One of the groovy things about having one of those new-fangled HDTVs is that I now get more channels than I used to, and I didn’t even have to sign up for cable or The Dish. The secret is the digital transmissions that piggyback onto the plain ordinary old signal that merely mortal TVs pick up. Where I used to get only channel 5, for example, I now have 5.2 (a high-definition version of the same programming carried on analog 5) and 5.3 (a local weather channel and news headline ticker). It’s pretty cool. And something that’s really cool is channel 16.1, part of the ION television network. (My old TV didn’t pick anything up at all on channel 16, so I don’t know if this station has an analog equivalent or not. It’s a completely new thing for me.)

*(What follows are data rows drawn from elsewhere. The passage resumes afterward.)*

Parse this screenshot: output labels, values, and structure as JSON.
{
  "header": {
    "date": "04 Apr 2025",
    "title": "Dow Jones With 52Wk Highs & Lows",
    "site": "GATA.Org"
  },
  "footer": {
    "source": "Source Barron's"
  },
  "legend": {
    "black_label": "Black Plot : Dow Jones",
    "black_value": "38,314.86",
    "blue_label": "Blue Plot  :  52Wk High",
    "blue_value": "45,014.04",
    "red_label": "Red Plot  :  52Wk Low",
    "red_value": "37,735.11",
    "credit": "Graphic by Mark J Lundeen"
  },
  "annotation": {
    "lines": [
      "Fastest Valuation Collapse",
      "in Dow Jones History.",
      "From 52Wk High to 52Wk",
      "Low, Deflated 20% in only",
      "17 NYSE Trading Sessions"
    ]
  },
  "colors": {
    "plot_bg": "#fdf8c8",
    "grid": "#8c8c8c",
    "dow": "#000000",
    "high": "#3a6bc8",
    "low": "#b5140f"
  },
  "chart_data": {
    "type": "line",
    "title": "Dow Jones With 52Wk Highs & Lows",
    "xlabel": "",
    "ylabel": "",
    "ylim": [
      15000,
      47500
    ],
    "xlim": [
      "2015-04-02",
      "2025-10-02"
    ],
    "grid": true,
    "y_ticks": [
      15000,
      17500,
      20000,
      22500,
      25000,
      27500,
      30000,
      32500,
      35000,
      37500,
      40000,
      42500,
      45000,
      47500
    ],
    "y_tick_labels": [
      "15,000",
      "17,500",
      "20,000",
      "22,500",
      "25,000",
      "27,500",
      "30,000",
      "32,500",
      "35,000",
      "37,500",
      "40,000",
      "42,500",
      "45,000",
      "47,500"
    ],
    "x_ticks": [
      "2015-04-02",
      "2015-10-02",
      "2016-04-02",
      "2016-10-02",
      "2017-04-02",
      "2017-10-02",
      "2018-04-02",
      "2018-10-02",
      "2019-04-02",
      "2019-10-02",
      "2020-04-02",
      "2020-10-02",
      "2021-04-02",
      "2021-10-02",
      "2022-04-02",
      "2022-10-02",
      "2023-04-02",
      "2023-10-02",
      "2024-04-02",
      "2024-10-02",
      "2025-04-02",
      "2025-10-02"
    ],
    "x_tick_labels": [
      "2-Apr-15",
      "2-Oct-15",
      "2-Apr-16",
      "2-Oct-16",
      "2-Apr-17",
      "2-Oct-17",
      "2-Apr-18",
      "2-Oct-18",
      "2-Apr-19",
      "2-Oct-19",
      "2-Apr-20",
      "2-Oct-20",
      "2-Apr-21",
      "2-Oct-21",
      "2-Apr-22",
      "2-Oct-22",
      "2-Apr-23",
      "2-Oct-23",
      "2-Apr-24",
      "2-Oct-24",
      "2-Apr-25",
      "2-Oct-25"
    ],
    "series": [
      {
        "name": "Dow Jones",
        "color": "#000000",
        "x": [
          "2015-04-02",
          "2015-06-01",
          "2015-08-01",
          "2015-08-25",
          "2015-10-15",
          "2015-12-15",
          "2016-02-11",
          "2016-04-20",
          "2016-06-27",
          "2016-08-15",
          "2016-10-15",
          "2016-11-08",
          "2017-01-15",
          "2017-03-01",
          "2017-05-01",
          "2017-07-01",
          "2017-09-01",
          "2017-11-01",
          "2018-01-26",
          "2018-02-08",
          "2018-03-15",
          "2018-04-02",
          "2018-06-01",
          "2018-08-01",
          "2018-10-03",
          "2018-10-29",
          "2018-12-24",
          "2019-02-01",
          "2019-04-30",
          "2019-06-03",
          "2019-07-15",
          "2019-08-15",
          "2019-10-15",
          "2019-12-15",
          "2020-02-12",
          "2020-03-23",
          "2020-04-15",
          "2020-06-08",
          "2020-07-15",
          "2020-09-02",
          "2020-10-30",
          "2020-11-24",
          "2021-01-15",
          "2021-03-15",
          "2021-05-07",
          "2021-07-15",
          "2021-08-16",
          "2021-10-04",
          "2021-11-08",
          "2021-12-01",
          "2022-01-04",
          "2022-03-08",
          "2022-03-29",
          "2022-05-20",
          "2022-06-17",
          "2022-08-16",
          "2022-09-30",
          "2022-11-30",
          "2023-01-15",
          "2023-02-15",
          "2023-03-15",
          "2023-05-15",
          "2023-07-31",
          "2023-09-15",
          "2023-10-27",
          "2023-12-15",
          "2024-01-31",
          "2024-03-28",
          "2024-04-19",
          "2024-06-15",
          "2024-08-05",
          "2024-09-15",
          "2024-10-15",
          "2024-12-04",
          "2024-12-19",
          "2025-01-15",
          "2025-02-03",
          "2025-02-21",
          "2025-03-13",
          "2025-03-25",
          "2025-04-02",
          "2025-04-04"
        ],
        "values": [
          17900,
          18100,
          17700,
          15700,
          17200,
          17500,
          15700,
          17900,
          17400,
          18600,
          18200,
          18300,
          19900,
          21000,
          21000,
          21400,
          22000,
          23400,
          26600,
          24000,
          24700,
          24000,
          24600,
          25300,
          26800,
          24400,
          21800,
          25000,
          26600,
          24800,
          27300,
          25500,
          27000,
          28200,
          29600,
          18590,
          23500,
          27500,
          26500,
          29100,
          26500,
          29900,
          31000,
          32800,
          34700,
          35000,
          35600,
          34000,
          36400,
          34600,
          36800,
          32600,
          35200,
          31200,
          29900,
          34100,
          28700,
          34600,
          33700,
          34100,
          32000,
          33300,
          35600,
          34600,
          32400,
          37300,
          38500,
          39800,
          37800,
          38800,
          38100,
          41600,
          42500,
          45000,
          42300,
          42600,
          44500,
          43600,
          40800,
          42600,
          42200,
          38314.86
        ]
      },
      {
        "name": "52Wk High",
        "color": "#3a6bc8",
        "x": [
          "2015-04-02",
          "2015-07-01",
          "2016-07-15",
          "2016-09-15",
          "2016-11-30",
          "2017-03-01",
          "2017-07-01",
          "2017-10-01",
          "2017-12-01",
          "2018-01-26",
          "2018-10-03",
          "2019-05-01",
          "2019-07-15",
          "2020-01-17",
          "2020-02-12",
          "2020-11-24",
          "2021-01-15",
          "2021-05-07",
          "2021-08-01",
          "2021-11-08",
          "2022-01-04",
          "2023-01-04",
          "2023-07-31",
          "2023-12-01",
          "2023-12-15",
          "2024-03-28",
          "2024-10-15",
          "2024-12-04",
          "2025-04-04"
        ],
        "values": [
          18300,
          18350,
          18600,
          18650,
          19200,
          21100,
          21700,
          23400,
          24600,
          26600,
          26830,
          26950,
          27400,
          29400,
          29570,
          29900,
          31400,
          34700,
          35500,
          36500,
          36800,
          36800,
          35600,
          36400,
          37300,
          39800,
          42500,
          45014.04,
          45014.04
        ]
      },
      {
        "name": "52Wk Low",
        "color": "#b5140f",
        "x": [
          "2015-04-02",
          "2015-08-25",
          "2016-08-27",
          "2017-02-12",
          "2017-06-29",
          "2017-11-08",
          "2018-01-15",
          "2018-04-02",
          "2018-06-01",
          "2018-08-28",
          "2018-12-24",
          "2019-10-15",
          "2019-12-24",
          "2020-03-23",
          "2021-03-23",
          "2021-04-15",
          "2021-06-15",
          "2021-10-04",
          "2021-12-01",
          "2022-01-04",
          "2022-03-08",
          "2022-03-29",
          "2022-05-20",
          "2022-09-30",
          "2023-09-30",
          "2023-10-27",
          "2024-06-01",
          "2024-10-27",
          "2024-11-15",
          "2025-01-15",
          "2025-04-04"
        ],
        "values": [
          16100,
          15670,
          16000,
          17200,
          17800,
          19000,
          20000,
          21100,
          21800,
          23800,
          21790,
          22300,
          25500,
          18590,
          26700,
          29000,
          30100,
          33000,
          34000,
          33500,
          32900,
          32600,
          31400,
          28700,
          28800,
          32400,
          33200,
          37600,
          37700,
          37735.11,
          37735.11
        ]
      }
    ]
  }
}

And what, you may be asking, is so cool about this channel 16.1? Only a nice assortment of the classic programs that I grew up loving. How does The Wonder Years every night at 9 pm sound to you? Or Kung Fu, Charlie’s Angels, and the original Mission: Impossible?

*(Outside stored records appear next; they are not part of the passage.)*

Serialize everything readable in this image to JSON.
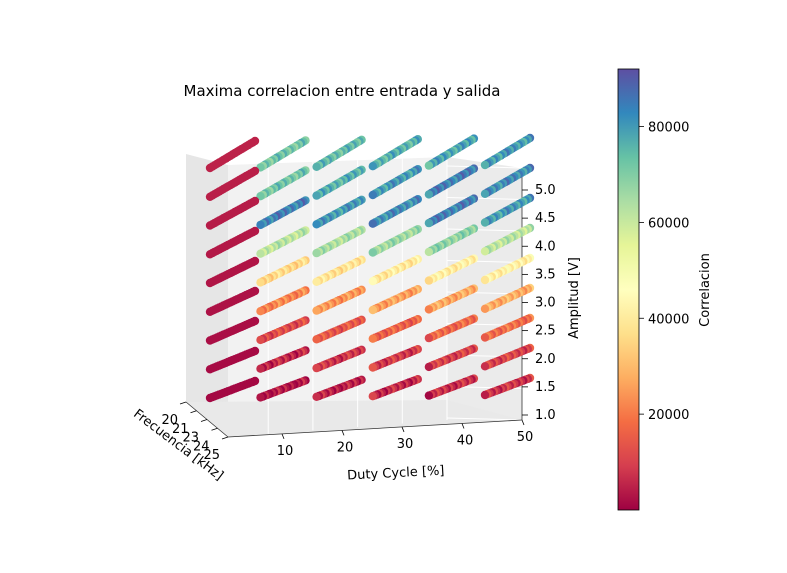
{
  "chart_data": {
    "type": "scatter",
    "projection": "3d",
    "title": "Maxima correlacion entre entrada y salida",
    "xlabel": "Duty Cycle [%]",
    "ylabel": "Frecuencia [kHz]",
    "zlabel": "Amplitud [V]",
    "x_ticks": [
      "10",
      "20",
      "30",
      "40",
      "50"
    ],
    "y_ticks": [
      "20",
      "21",
      "23",
      "24",
      "25"
    ],
    "z_ticks": [
      "1.0",
      "1.5",
      "2.0",
      "2.5",
      "3.0",
      "3.5",
      "4.0",
      "4.5",
      "5.0"
    ],
    "xlim": [
      1,
      50
    ],
    "ylim": [
      20,
      25
    ],
    "zlim": [
      1.0,
      5.0
    ],
    "colormap": "Spectral",
    "colorbar": {
      "label": "Correlacion",
      "ticks": [
        "20000",
        "40000",
        "60000",
        "80000"
      ],
      "range": [
        0,
        92000
      ]
    },
    "duty_cycle_groups": [
      1,
      10,
      20,
      30,
      40,
      50
    ],
    "amplitude_levels": [
      1.0,
      1.5,
      2.0,
      2.5,
      3.0,
      3.5,
      4.0,
      4.5,
      5.0
    ],
    "correlation_by_amplitude_and_duty": [
      {
        "amplitude": 1.0,
        "values": [
          1000,
          3000,
          4500,
          6000,
          7000,
          8000
        ]
      },
      {
        "amplitude": 1.5,
        "values": [
          1500,
          6000,
          8000,
          9000,
          10000,
          10500
        ]
      },
      {
        "amplitude": 2.0,
        "values": [
          2000,
          12000,
          14000,
          16000,
          17000,
          18000
        ]
      },
      {
        "amplitude": 2.5,
        "values": [
          2500,
          22000,
          24000,
          26000,
          27000,
          28000
        ]
      },
      {
        "amplitude": 3.0,
        "values": [
          3000,
          36000,
          38000,
          40000,
          41000,
          42000
        ]
      },
      {
        "amplitude": 3.5,
        "values": [
          3500,
          62000,
          64000,
          66000,
          68000,
          62000
        ]
      },
      {
        "amplitude": 4.0,
        "values": [
          4000,
          84000,
          80000,
          82000,
          84000,
          80000
        ]
      },
      {
        "amplitude": 4.5,
        "values": [
          4500,
          72000,
          76000,
          80000,
          84000,
          82000
        ]
      },
      {
        "amplitude": 5.0,
        "values": [
          5000,
          72000,
          74000,
          76000,
          78000,
          80000
        ]
      }
    ]
  }
}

Or how about the fact that I was channel-surfing last night and ran across my beloved original version of Battlestar Galactica, airing at 6 pm on Sunday night just the way it did back in ’78? It was even a good episode, “The Living Legend,” with Lloyd Bridges as Commander Cain in command of the Galactica‘s long-lost sister ship, the battlestar Pegasus.
I have the series on DVD, of course, but there was a certain small thrill that came from just running across it somewhere on television, instead of deliberately choosing to put the disc on. The only thing that would’ve made it better would’ve been if I’d laying belly-down on the floor in front of a roaring fire, resting my chin in my hands and feeling the ends of my shoelaces dangling across the backs of my legs, the way I remember doing it when I was eight.

Of course, a roaring fire last night would’ve been a little uncomfortable; it is drifting into summer, after all. But you get the idea.